È vero, d’altro canto, che, come si accennava in precedenza, in un certo senso il solo parlare di Dio implica che egli si dia a chi ne parla, ma in questo caso non si tratterebbe di Dio, in quanto essere reale, bensì se ne darebbe il semplice concetto (sarebbe cioè solo “Dio” tra virgolette). Se “realmente” egli può essere dato solo all’ “uomo al di fuori del mondo”, l’interrogativo ancora da sciogliere è sempre in piedi: «ma è o non è lui quest’uomo?»

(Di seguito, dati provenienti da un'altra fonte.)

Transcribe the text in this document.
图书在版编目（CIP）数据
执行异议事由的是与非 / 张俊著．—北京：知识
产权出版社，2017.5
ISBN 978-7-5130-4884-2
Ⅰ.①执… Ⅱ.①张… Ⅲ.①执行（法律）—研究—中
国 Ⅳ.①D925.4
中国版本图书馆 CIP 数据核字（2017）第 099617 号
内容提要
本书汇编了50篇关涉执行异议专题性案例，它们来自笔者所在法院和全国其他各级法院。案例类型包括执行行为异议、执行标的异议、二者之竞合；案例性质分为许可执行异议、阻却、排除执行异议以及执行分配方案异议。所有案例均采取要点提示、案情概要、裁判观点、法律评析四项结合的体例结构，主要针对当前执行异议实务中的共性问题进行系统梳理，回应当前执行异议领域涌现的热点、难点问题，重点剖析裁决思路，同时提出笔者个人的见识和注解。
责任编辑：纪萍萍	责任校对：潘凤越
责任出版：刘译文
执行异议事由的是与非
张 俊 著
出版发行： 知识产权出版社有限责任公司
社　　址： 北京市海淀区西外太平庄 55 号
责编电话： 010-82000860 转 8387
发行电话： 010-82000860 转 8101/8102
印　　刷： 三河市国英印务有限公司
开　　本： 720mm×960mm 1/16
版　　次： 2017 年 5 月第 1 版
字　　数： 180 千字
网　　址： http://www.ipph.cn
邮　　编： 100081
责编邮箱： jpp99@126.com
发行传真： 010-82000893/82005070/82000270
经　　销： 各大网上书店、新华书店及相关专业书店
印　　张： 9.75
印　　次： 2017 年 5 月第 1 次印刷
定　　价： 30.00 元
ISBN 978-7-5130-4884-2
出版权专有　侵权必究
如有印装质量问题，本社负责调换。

È proprio Kojève a porre l’interrogazione, ben consapevole che le argomentazioni finora addotte sono ben lungi dall’essere decisive: «il paradosso della datità – ammette con una profonda onestà intellettuale – (vale a dire dell’interazione) sui diversi livelli resta. Il paradosso della stessità non fa che aggiungersi agli altri, quando poi non si dissolve per la propria paradossalità intrinseca24

». E dunque rimane ancora aperta la questione della possibilità della datità a “l’uomo nel mondo” dell’ “uomo al di fuori del mondo”, quale identico a se stesso, che Kojève, invece, aveva ottimisticamente affermato già ben dodici pagine prima.